Saturday, October 31, 2020

Canada Energy Regulator orders Trans Mountain to prove safety procedures, orders contractor to stop using trench boxes after worker death in Edmonton

The Canada Energy Regulator (CER) has dispatched inspectors and ordered Trans Mountain Corp. on Friday to prove it has safety procedures in place for trench boxes, a type of equipment involved in a worker’s death in west Edmonton this week .
© Ian Kucerak Edmonton Police Service officers were on scene of a workplace incident involving a crane at a Trans Mountain pipeline worksite at Winterburn Road and Whitemud Drive on Tuesday, Oct. 27, 2020.

CER on Friday ordered Trans Mountain to ensure its contracted company SA Energy Group immediately stops using trench boxes until it can demonstrate that the company can use, assemble, and disassemble them safely. Trench boxes are a type of protective construction equipment used to protect workers from pressure and weight of soil and prevent cave-ins.

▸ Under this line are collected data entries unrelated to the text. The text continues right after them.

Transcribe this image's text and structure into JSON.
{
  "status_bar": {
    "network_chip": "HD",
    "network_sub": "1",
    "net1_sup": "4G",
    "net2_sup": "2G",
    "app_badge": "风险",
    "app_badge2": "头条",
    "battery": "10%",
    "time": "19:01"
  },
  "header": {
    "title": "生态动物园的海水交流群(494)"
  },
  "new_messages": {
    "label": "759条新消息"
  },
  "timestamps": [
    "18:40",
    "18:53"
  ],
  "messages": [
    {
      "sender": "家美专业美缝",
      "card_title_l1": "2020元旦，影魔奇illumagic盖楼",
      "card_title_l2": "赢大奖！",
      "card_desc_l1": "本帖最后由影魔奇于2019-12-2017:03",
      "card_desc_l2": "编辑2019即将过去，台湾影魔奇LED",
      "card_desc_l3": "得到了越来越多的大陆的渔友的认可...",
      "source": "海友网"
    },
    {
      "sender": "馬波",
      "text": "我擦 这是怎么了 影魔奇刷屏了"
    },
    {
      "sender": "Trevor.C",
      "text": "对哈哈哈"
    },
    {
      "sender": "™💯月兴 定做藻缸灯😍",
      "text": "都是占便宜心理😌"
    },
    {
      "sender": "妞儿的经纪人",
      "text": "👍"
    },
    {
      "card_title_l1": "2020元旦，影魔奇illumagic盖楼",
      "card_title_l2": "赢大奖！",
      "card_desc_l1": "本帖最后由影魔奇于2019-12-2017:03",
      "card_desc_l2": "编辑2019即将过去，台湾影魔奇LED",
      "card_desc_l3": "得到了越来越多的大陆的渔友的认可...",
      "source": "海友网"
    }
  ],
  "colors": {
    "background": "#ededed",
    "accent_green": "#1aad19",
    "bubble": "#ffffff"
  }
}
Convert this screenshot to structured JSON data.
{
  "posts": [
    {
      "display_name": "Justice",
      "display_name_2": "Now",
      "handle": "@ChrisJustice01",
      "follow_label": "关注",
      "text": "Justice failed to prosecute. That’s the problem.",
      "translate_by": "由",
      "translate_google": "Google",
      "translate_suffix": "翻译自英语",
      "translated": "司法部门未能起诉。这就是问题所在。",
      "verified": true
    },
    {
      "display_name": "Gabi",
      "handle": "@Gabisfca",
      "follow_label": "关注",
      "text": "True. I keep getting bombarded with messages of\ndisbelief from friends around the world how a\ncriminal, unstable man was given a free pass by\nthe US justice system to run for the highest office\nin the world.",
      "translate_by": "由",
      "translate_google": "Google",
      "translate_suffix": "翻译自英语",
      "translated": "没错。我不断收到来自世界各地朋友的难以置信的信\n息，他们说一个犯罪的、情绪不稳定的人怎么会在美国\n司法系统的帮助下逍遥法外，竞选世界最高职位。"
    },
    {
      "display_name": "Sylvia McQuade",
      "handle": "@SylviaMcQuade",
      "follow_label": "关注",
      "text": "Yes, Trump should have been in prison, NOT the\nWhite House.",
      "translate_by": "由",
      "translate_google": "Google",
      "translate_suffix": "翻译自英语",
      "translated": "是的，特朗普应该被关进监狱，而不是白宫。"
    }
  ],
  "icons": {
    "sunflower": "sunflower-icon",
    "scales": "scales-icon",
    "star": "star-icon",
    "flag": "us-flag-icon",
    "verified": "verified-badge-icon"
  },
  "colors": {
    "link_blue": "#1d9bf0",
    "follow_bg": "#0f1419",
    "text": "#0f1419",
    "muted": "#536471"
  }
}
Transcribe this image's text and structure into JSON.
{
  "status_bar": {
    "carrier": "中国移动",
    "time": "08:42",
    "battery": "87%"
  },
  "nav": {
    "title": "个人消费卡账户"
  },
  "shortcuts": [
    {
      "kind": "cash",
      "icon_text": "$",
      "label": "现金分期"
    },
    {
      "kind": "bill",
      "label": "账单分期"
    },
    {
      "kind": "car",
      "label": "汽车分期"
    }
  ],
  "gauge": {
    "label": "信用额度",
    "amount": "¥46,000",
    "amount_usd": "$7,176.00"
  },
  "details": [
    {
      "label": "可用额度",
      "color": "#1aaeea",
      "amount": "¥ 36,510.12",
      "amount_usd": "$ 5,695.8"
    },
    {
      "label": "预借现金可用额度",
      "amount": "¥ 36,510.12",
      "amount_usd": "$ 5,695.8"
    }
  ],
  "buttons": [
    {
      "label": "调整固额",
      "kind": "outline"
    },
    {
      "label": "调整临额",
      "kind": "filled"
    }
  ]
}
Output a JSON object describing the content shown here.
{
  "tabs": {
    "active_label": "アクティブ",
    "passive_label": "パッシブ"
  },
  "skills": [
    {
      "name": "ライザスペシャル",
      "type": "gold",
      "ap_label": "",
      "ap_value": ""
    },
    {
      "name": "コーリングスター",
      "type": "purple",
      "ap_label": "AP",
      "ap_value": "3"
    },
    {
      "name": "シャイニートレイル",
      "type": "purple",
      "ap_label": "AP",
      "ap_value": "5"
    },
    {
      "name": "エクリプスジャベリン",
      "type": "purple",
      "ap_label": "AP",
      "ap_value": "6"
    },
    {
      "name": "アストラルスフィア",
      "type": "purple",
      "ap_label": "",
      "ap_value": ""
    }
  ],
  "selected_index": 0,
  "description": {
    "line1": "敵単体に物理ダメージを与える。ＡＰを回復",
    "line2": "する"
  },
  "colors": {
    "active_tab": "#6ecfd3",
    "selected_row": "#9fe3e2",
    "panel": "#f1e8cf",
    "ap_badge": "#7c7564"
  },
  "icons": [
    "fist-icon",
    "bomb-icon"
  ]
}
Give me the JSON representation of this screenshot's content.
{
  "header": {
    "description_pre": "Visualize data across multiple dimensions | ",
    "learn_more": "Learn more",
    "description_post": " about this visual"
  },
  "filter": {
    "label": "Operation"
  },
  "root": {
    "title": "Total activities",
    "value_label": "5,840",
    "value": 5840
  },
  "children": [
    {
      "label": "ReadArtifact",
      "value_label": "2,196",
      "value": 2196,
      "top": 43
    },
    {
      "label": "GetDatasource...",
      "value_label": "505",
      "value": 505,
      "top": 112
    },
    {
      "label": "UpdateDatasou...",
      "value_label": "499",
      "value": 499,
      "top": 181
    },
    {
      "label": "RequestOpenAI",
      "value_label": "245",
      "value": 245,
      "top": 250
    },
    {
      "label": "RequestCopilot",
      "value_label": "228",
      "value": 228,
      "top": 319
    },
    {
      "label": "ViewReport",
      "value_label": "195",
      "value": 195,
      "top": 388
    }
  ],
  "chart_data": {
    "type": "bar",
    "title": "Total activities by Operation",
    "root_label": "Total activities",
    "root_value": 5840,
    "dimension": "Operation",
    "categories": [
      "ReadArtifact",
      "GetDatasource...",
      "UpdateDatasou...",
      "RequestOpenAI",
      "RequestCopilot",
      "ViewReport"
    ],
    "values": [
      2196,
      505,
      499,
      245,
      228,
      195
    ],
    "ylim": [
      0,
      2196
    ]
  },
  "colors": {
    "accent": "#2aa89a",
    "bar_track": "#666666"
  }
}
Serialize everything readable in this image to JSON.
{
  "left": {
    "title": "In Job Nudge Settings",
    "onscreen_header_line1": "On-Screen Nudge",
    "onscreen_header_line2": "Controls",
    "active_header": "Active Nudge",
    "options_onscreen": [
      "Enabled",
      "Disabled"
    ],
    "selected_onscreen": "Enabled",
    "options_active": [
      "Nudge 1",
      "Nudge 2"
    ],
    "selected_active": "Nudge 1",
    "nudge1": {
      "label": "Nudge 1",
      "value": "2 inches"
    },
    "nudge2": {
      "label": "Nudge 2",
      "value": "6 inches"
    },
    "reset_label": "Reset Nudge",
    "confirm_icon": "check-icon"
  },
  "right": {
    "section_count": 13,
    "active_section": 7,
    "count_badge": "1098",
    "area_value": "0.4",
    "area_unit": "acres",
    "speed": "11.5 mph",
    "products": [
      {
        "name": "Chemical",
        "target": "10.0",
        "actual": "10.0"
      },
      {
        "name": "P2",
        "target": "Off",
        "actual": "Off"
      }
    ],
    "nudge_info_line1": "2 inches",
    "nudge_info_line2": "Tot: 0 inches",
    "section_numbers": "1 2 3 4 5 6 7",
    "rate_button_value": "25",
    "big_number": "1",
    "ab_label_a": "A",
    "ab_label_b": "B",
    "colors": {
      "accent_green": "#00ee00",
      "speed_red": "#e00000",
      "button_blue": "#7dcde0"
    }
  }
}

The regulator also ordered Trans Mountain to undertake a “root cause analysis” of how the death occurred, fix the errors, and take action to prevent similar incidents, and to confirm it has a process for training workers in using trench boxes safely along the entire length of the Trans Mountain expansion project.

“The company must also confirm that it has the inspectors and oversight capability to adequately oversee high-risk project activities for the Trans Mountain Expansion Project, and if there are any identified gaps, it addresses them,” reads a Friday news release from CER.

A man died after being caught and pinned under a cross beam of a trench box that was being disassembled by a side boom operator and three other labourers, according to an initial report provided by Trans Mountain to CER. Emergency medical services were called to the incident near Whitemud Drive and 215 Street around 2:30 p.m. Tuesday.

Alberta Occupational Health and Safety is leading the investigation into the fatality.